A Note on the Washington Post

“There are some things the general public does not need to know and shouldn’t. I believe democracy flourishes when the government can take legitimate steps to keep its secrets and when the press can decide whether to print what it knows.” ~~ Katharine Graham, former Washington Post owner

By Catherine Austin Fitts

Given our wonderful Food for the Soul columnist’s review of The Post, I had to add my two cents on Katharine Graham and the Washington Post.

On my next Money & Markets I will review the new Netflix series Wormwood regarding the CIA execution of CIA scientist Frank Olson.

As part of that review, I will discuss my experience with Katharine Graham and the Washington Post, including their role in the cover-ups of the Kennedy Assassination, the Dark Alliance crack cocaine epidemic, the Franklin pedophilia scandal and $21 trillion missing from the US government.
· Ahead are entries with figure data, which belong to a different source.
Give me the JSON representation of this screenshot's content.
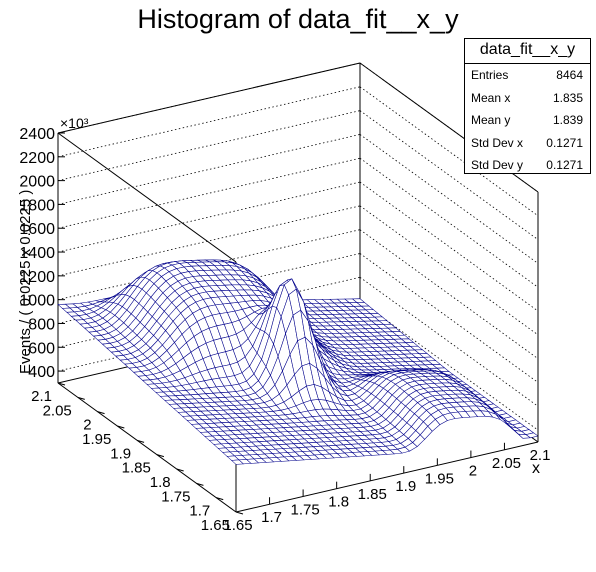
{
  "title": "Histogram of data_fit__x_y",
  "stats": {
    "name": "data_fit__x_y",
    "rows": [
      {
        "label": "Entries",
        "value": "8464"
      },
      {
        "label": "Mean x",
        "value": "1.835"
      },
      {
        "label": "Mean y",
        "value": "1.839"
      },
      {
        "label": "Std Dev x",
        "value": "0.1271"
      },
      {
        "label": "Std Dev y",
        "value": "0.1271"
      }
    ]
  },
  "chart_data": {
    "type": "lego-surface",
    "title": "Histogram of data_fit__x_y",
    "xlabel": "x",
    "ylabel": "",
    "zlabel": "Events / ( 0.0225 x 0.0225 )",
    "z_exponent": "×10³",
    "xlim": [
      1.65,
      2.1
    ],
    "ylim": [
      1.65,
      2.1
    ],
    "zlim": [
      300,
      2400
    ],
    "x_ticks": [
      "1.65",
      "1.7",
      "1.75",
      "1.8",
      "1.85",
      "1.9",
      "1.95",
      "2",
      "2.05",
      "2.1"
    ],
    "y_ticks": [
      "1.65",
      "1.7",
      "1.75",
      "1.8",
      "1.85",
      "1.9",
      "1.95",
      "2",
      "2.05",
      "2.1"
    ],
    "z_ticks": [
      "400",
      "600",
      "800",
      "1000",
      "1200",
      "1400",
      "1600",
      "1800",
      "2000",
      "2200",
      "2400"
    ],
    "surface_color": "#00008b",
    "surface": {
      "x_bins": 20,
      "y_bins": 20,
      "background_level": 750,
      "plateau_level": 1550,
      "peak_level": 1880,
      "peak_x": 1.85,
      "peak_y": 1.85
    }
  }
}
I will also review Katharine Grahm’s personal leadership in the destruction of place-based financial disclosure and Hamilton Securities, the engineering of the private prison industry and the housing bubble – which included profits from gentrification in Southeast Washington DC for Graham and her friends and associates. Not to mention Post board member Warren Buffett’s role as well.
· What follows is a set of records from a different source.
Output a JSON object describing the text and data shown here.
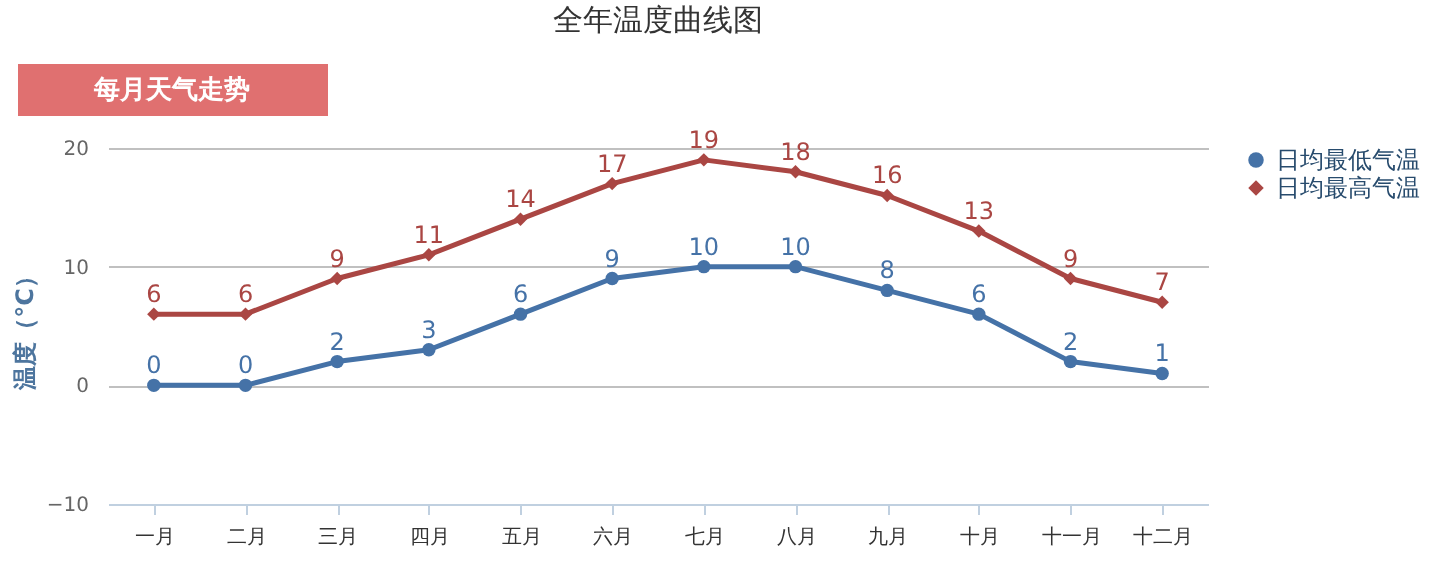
{
  "chart_data": {
    "type": "line",
    "title": "全年温度曲线图",
    "ylabel": "温度（°C）",
    "annotations": [
      "每月天气走势"
    ],
    "categories": [
      "一月",
      "二月",
      "三月",
      "四月",
      "五月",
      "六月",
      "七月",
      "八月",
      "九月",
      "十月",
      "十一月",
      "十二月"
    ],
    "series": [
      {
        "name": "日均最低气温",
        "color": "#4572a7",
        "marker": "circle",
        "values": [
          0,
          0,
          2,
          3,
          6,
          9,
          10,
          10,
          8,
          6,
          2,
          1
        ]
      },
      {
        "name": "日均最高气温",
        "color": "#aa4643",
        "marker": "diamond",
        "values": [
          6,
          6,
          9,
          11,
          14,
          17,
          19,
          18,
          16,
          13,
          9,
          7
        ]
      }
    ],
    "ylim": [
      -10,
      20
    ],
    "yticks": [
      -10,
      0,
      10,
      20
    ],
    "grid": "y",
    "legend": "right",
    "data_labels": true,
    "line_style": "solid"
  }
}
I will also mention Peter Janey’s description of Washington Post Editor Ben Bradlee’s role in the assassination of his sister-in-law and President Kennedy’s mistress and ally Mary Meyer. Bradlee got a Washington Post promotion but his marriage fell apart.

The new movie The Post was created and rushed to the public to help bolster a brand that deserves to fail. It is sad to see that much talent used to try to save the prestige of failing fake news and the intelligence agency in Langley, Virginia that’s uses it to mock you and me.

The Hollywood game of engineering admiration for the people who engineered the financial coup d’etat will continue as long as we permit it. Despite Tom Hanks and an all-star cast, my vote would be to boycott The Post and check out Wormwood at Netflix.

Or, if you do see The Post, enjoy the entertainment as good fiction. Any notion that the Washington Post or Katherine Graham represent transparency or democracy is indeed fiction.